Au delà du plaisir que procure la photographie - qui consiste généralement à cultiver une écriture personnelle et inédite - ce moyen d'expression dévoile quelquefois un prétexte, qui est celui de pouvoir accéder aux coulisses de lieux confidentiels, découvrir de nouveaux sujets ou univers inconnus.
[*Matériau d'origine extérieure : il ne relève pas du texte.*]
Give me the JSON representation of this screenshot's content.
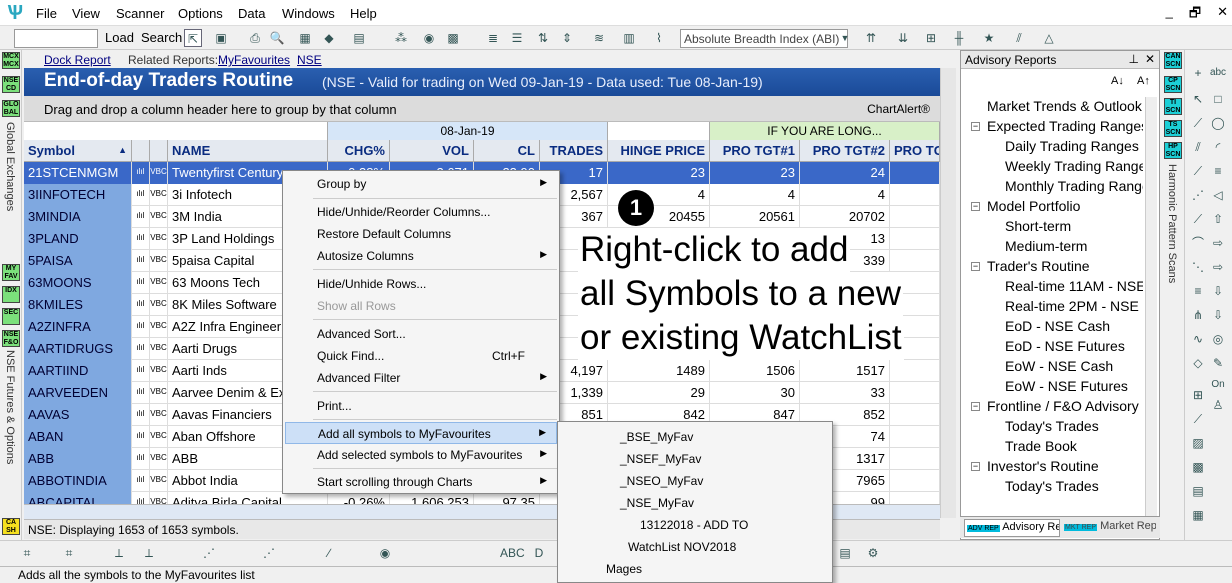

Cependant, la photographie reste en premier lieu une histoire de rencontres humaines et lorsque les échanges débouchent sur l'idée d'une réalisation partagée autour d'un projet, le résultat final peut alors prendre une dimension vraiment intéressante.
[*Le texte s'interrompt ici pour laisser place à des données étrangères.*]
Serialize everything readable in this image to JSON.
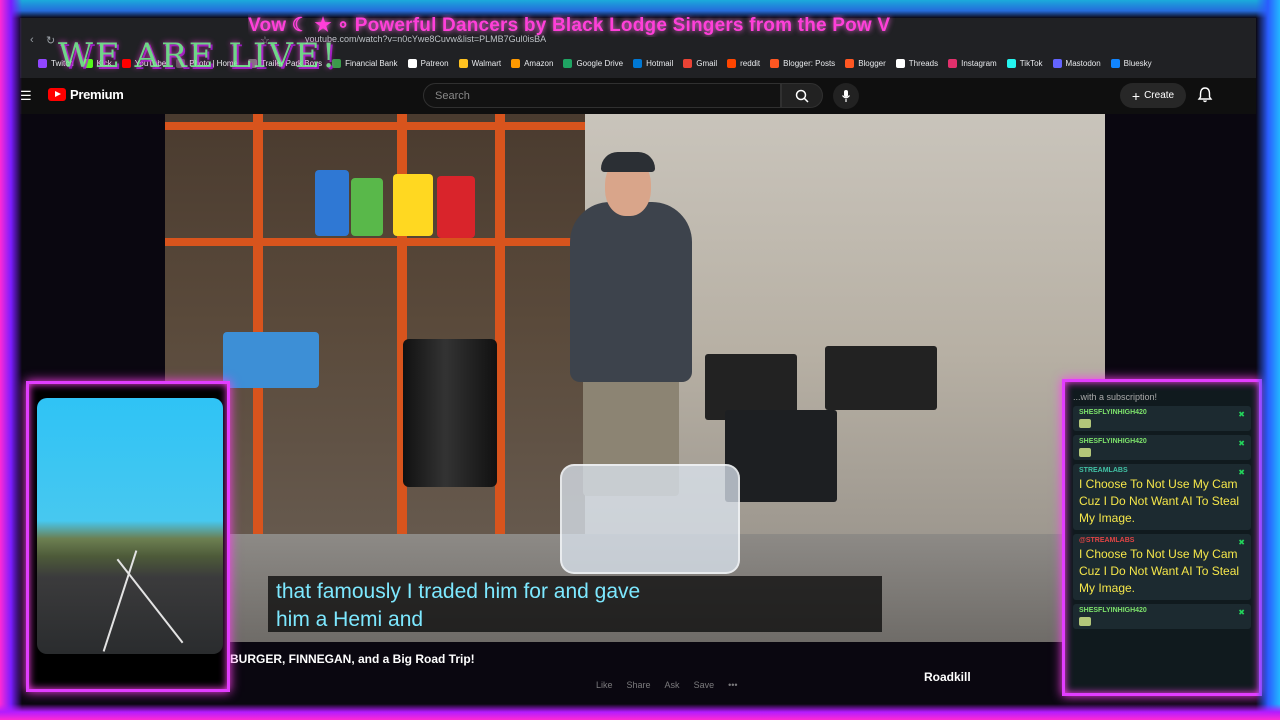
{
  "overlay": {
    "ticker": "Vow ☾ ★ ∘ Powerful Dancers by Black Lodge Singers from the Pow V",
    "headline": "WE ARE LIVE!"
  },
  "browser": {
    "url": "youtube.com/watch?v=n0cYwe8Cuvw&list=PLMB7Gul0isBA",
    "bookmarks": [
      {
        "label": "Twitch",
        "color": "#9146ff"
      },
      {
        "label": "Kick",
        "color": "#53fc18"
      },
      {
        "label": "YouTube",
        "color": "#ff0000"
      },
      {
        "label": "Photo | Home",
        "color": "#555555"
      },
      {
        "label": "Trailer Park Boys",
        "color": "#777777"
      },
      {
        "label": "Financial Bank",
        "color": "#3a9c4a"
      },
      {
        "label": "Patreon",
        "color": "#ffffff"
      },
      {
        "label": "Walmart",
        "color": "#ffc220"
      },
      {
        "label": "Amazon",
        "color": "#ff9900"
      },
      {
        "label": "Google Drive",
        "color": "#1fa463"
      },
      {
        "label": "Hotmail",
        "color": "#0078d4"
      },
      {
        "label": "Gmail",
        "color": "#ea4335"
      },
      {
        "label": "reddit",
        "color": "#ff4500"
      },
      {
        "label": "Blogger: Posts",
        "color": "#ff5722"
      },
      {
        "label": "Blogger",
        "color": "#ff5722"
      },
      {
        "label": "Threads",
        "color": "#ffffff"
      },
      {
        "label": "Instagram",
        "color": "#e1306c"
      },
      {
        "label": "TikTok",
        "color": "#25f4ee"
      },
      {
        "label": "Mastodon",
        "color": "#6364ff"
      },
      {
        "label": "Bluesky",
        "color": "#1185fe"
      }
    ]
  },
  "youtube": {
    "brand": "Premium",
    "search_placeholder": "Search",
    "create_label": "Create"
  },
  "video": {
    "caption_line1": "that famously I traded him for and gave",
    "caption_line2": "him a Hemi and",
    "title": "BURGER, FINNEGAN, and a Big Road Trip!",
    "channel": "Roadkill",
    "actions": [
      "Like",
      "Share",
      "Ask",
      "Save"
    ]
  },
  "chat": {
    "header": "...with a subscription!",
    "messages": [
      {
        "user": "SHESFLYINHIGH420",
        "user_color": "#7de36b",
        "text": "",
        "emote": true
      },
      {
        "user": "SHESFLYINHIGH420",
        "user_color": "#7de36b",
        "text": "",
        "emote": true
      },
      {
        "user": "STREAMLABS",
        "user_color": "#41c2a5",
        "text": "I Choose To Not Use My Cam Cuz I Do Not Want AI To Steal My Image.",
        "emote": false
      },
      {
        "user": "@STREAMLABS",
        "user_color": "#e24444",
        "text": "I Choose To Not Use My Cam Cuz I Do Not Want AI To Steal My Image.",
        "emote": false
      },
      {
        "user": "SHESFLYINHIGH420",
        "user_color": "#7de36b",
        "text": "",
        "emote": true
      }
    ]
  }
}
 Bien entendu - et face à cette perspective - il ne serait en aucun cas approprié d'ajouter une simple représentation graphique ou d'un tout autre élément descriptif à un texte (ou vice-versa). En revanche, pour chaque intervenant, faire naître une interprétation personnelle de l'idée, participe à enrichir le thème commun d'un réel intérêt.

Rencontre avec... Erick GAUSSENS

Pendant plus de 40 ans d'activités professionnelles, l'essentiel de mon énergie a été tournée vers de passionnantes activités de chercheur et d'entrepreneur. Malheureusement, mon autre univers, celui-ci plus créatif a été mis en arrière plan, sans pourtant disparaître.
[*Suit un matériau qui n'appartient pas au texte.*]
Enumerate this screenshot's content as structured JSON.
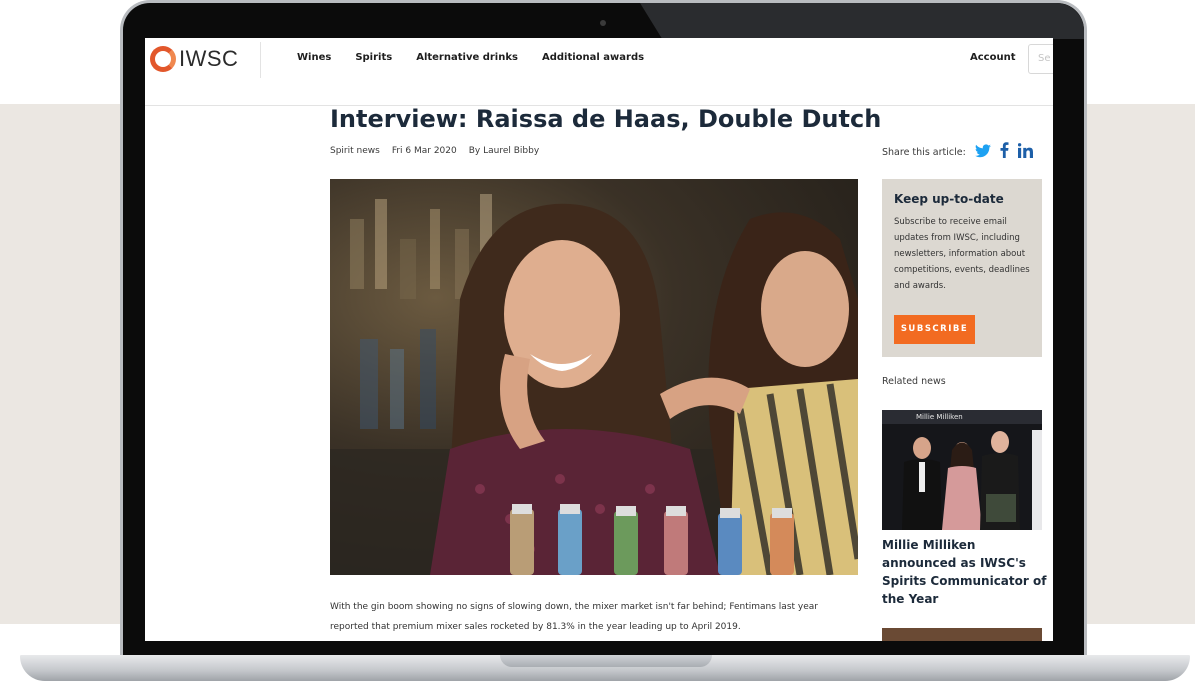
{
  "nav": {
    "logo": "IWSC",
    "links": [
      "Wines",
      "Spirits",
      "Alternative drinks",
      "Additional awards"
    ],
    "account": "Account",
    "search_placeholder": "Se"
  },
  "article": {
    "title": "Interview: Raissa de Haas, Double Dutch",
    "category": "Spirit news",
    "date": "Fri 6 Mar 2020",
    "author": "By Laurel Bibby",
    "body_line_1": "With the gin boom showing no signs of slowing down, the mixer market isn't far behind; Fentimans last year",
    "body_line_2": "reported that premium mixer sales rocketed by 81.3% in the year leading up to April 2019."
  },
  "share": {
    "label": "Share this article:",
    "icons": [
      "twitter-icon",
      "facebook-icon",
      "linkedin-icon"
    ]
  },
  "newsletter": {
    "title": "Keep up-to-date",
    "text": "Subscribe to receive email updates from IWSC, including newsletters, information about competitions, events, deadlines and awards.",
    "button": "SUBSCRIBE"
  },
  "related": {
    "label": "Related news",
    "image_caption": "Millie Milliken",
    "title": "Millie Milliken announced as IWSC's Spirits Communicator of the Year"
  },
  "colors": {
    "accent": "#f26b21",
    "heading": "#1c2a3a",
    "newsletter_bg": "#dcd8d1",
    "band_bg": "#ebe7e2"
  }
}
Pourtant, dès ma jeunesse, j'ai pu réaliser un disque de « protest songs » (à ma décharge, c'était le début des années 70...). En marge de ma carrière professionnelle et lorsque l'occasion m'en était donnée, j'ai également chanté, joué dans des pubs et cafés en me frottant à de nombreux styles de musiques. Je n'oublie pas d'autre part, la réalisation de ce recueil de poèmes, malheureusement jamais publié.

J'ai toujours écrit avec persévérance, en essayant de transcrire des images, des impressions et des sentiments au gré d'expositions, de lectures, de la découverte de lieux ou de rencontres souvent amicales et submergées par des vagues de tendresse ou de mélancolie.Essayer d'exprimer tout cela, c'est le filigrane de ma vie, comme une souffle nécessaire mais léger, une brise incessante et vitale.

Je vous propose de partager avec vous cette brise, cet univers éclectique peuplé de musiques, de textes, et d'images... Découvrir les œuvres d'amis et d'artistes avec lesquels j'ai souvent eu la chance de collaborer ou acquérir les publications de mon embryonnaire métier d'Éditeur.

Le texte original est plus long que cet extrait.